Jericho blamed big business for the rate rise rollercoaster in 2022 and 2023, which resulted in one of the fastest and most aggressive tightening cycles in recent RBA history.
He said that Australia Institute research showed inflation would have actually stayed within the Reserve Bank’s target range in 2023, if corporations hadn’t gouged customers at the checkout.
“This means the nine back-to-back interest rate rises probably wouldn’t have happened without these excess corporate profits.”
The research found Australian businesses increased their prices by a total of $160 billion more than they would have if they had only increased prices in line with costs and economic growth.
The Greens have called for stronger competition laws, with Senator McKim arguing that cost-of-living pressures were being worsened by a small number of large corporations dominating major industries.
“One of the reasons Australians are paying too much for food, insurance, banking and flights is because a handful of giant corporations dominate entire sectors of the economy,” said Senator McKim.
“We need a boost to competition powers to meet this challenge of concentrated market power.
“Divestiture powers – as exist around the world – are needed so that courts and governments can break up companies that misuse their market power and squeeze Australian consumers.”
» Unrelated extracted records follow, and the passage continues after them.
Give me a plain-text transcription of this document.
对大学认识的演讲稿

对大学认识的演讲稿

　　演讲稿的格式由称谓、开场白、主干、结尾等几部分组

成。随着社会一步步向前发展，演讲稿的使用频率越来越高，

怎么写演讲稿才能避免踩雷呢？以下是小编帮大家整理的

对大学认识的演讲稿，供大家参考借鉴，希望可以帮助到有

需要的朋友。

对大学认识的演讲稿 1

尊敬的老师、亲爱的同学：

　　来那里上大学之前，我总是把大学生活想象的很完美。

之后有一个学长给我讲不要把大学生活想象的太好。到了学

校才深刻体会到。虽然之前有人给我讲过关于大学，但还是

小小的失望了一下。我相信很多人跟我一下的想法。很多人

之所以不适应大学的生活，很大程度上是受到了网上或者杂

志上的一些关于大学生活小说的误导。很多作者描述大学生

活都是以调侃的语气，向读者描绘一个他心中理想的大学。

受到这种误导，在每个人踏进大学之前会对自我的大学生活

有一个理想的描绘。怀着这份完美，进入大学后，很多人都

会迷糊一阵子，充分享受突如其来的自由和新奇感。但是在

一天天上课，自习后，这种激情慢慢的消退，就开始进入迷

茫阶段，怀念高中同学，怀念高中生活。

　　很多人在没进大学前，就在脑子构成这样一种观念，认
The RBA has signalled rates could remain on hold at its next board meeting in June.
In the minutes of its May meeting, members noted that the conflict in the Middle East was likely to slow the economy and reduce hiring, “worsening the short-term trade-off between the Board’s inflation and employment objectives”.
“The questions were how large this softening would be and what would be required to bring inflation back to target in a timely way,” it stated.